Abstract
Objectives
There is a lack of robust epidemiological evidence on antipsychotic (AP) use in patients with agitation in Alzheimer’s disease (AD). Authors studied AP use in patients with AD and agitation and compared their use with patients with other or no neuropsychiatric symptoms (NPS).
Methods
A retrospective cohort study in the UK Clinical Practice Research Datalink, included patients with AD between January 1st, 2015, and December 31st, 2017. AP use was compared between patients with agitation, other types of NPS and no NPS.
Results
There were 24,464 patients with AD, median follow-up of 1.1 years (interquartile range [IQR] 0.5–2.1), and median age 83 years (78–88). A larger percentage of patients with agitation (n = 2432) were prescribed APs (38.2%) than other NPS (n = 13,076, 20.4%) and no NPS (n = 11,816, 12.2%). Compared to patients with no NPS, adjusted hazard ratios for AP use were 3.45 (95% CI 2.86–4.17) for patients with agitation and 1.31 (95% CI 1.19–1.44) for patients with other NPS. Among users of APs, the treatment discontinuation rate at six months was 44.8% in patients with agitation (other NPS 57.1%; no NPS 63.5%).
Conclusions
Patients with AD and agitation were frequently prescribed APs and for long periods in routine clinical practice in the UK. The high real-life usage of APs suggests that physicians prefer using APs for the treatment of agitation despite recommendations against their long-term use. These data support a need for AP therapies that better address known safety concerns with currently used APs to treat agitation in elderly patients with AD.
Transparency
Declaration of funding
This study was sponsored by Lundbeck.
Declaration of financial/other relationships
Lundbeck and Otsuka are manufacturers of drugs that are used in Alzheimer´s disease. OXON Epidemiology, and its employees, was funded to conduct this study by Lundbeck.

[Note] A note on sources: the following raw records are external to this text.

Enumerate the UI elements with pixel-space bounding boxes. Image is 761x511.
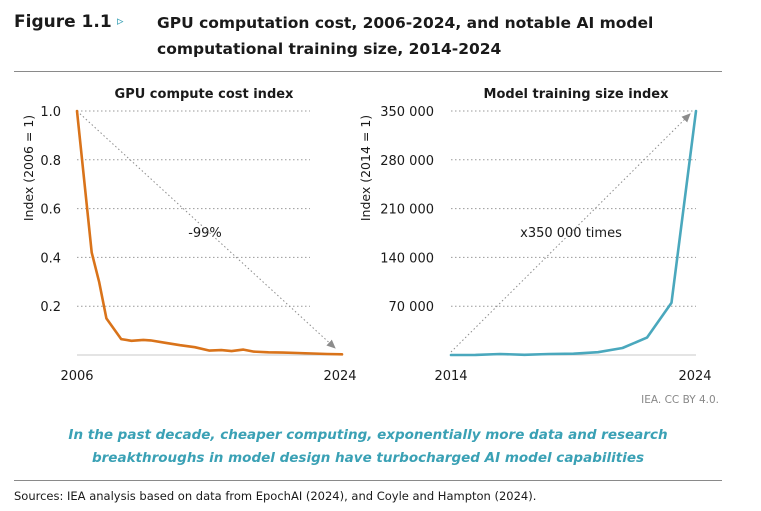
figure-title-line-1: GPU computation cost, 2006-2024, and not…: [157, 14, 654, 32]
right-annotation-arrow: [450, 113, 691, 353]
takeaway: In the past decade, cheaper computing, e…: [14, 424, 722, 470]
charts-canvas: GPU compute cost index Index (2006 = 1) …: [21, 87, 712, 384]
figure-title-line-2: computational training size, 2014-2024: [157, 40, 502, 58]
right-y-axis-label: Index (2014 = 1): [358, 115, 373, 221]
right-y-tick-label: 280 000: [380, 154, 434, 169]
figure-label: Figure 1.1: [14, 12, 112, 32]
figure-arrow-icon: ▹: [117, 14, 124, 29]
right-x-tick-end: 2024: [678, 369, 711, 384]
left-y-tick-label: 0.8: [40, 154, 61, 169]
left-x-tick-start: 2006: [60, 369, 93, 384]
left-y-tick-label: 0.6: [40, 203, 61, 218]
sources-note: Sources: IEA analysis based on data from…: [14, 489, 537, 503]
right-annotation: x350 000 times: [520, 226, 622, 241]
right-y-tick-label: 350 000: [380, 105, 434, 120]
left-y-tick-label: 1.0: [40, 105, 61, 120]
right-y-tick-label: 70 000: [389, 300, 435, 315]
footer-rule: [14, 480, 722, 481]
takeaway-line-1: In the past decade, cheaper computing, e…: [68, 427, 668, 443]
left-y-tick-label: 0.4: [40, 251, 61, 266]
figure-title: GPU computation cost, 2006-2024, and not…: [157, 10, 717, 62]
right-y-tick-label: 210 000: [380, 203, 434, 218]
left-x-tick-end: 2024: [323, 369, 356, 384]
credit-label: IEA. CC BY 4.0.: [641, 394, 719, 406]
right-series-line: [449, 109, 698, 357]
left-series-line: [75, 109, 344, 356]
header-rule: [14, 71, 722, 72]
takeaway-line-2: breakthroughs in model design have turbo…: [91, 450, 645, 466]
left-y-axis-label: Index (2006 = 1): [21, 115, 36, 221]
left-chart-title: GPU compute cost index: [115, 87, 295, 102]
right-x-tick-start: 2014: [434, 369, 467, 384]
right-y-tick-label: 140 000: [380, 251, 434, 266]
left-y-tick-label: 0.2: [40, 300, 61, 315]
left-annotation: -99%: [188, 226, 222, 241]
right-chart-title: Model training size index: [484, 87, 670, 102]
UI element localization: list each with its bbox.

MB, SL, RAB, KTJ are/were employees of Lundbeck and Otsuka which manufacture drugs used in Alzheimer´s disease. CTT, SLC, MJ, NQ are/were employees of OXON Epidemiology, which was funded by Lundbeck to conduct this study. Peer reviewers on this manuscript have no relevant financial or other relationships to disclose.
Author contributions
KTJ conceived the idea. All authors contributed to the study design. SC, CT and MJ carried out the data management and statistical analysis. NQ reviewed the clinical and drug codes. CT and NQ drafted the first version of the manuscript. KTJ, MB, CT, SC, MJ and NQ contributed to the interpretation of results. All authors revised the manuscript critically for important intellectual content and approved the final version of this manuscript.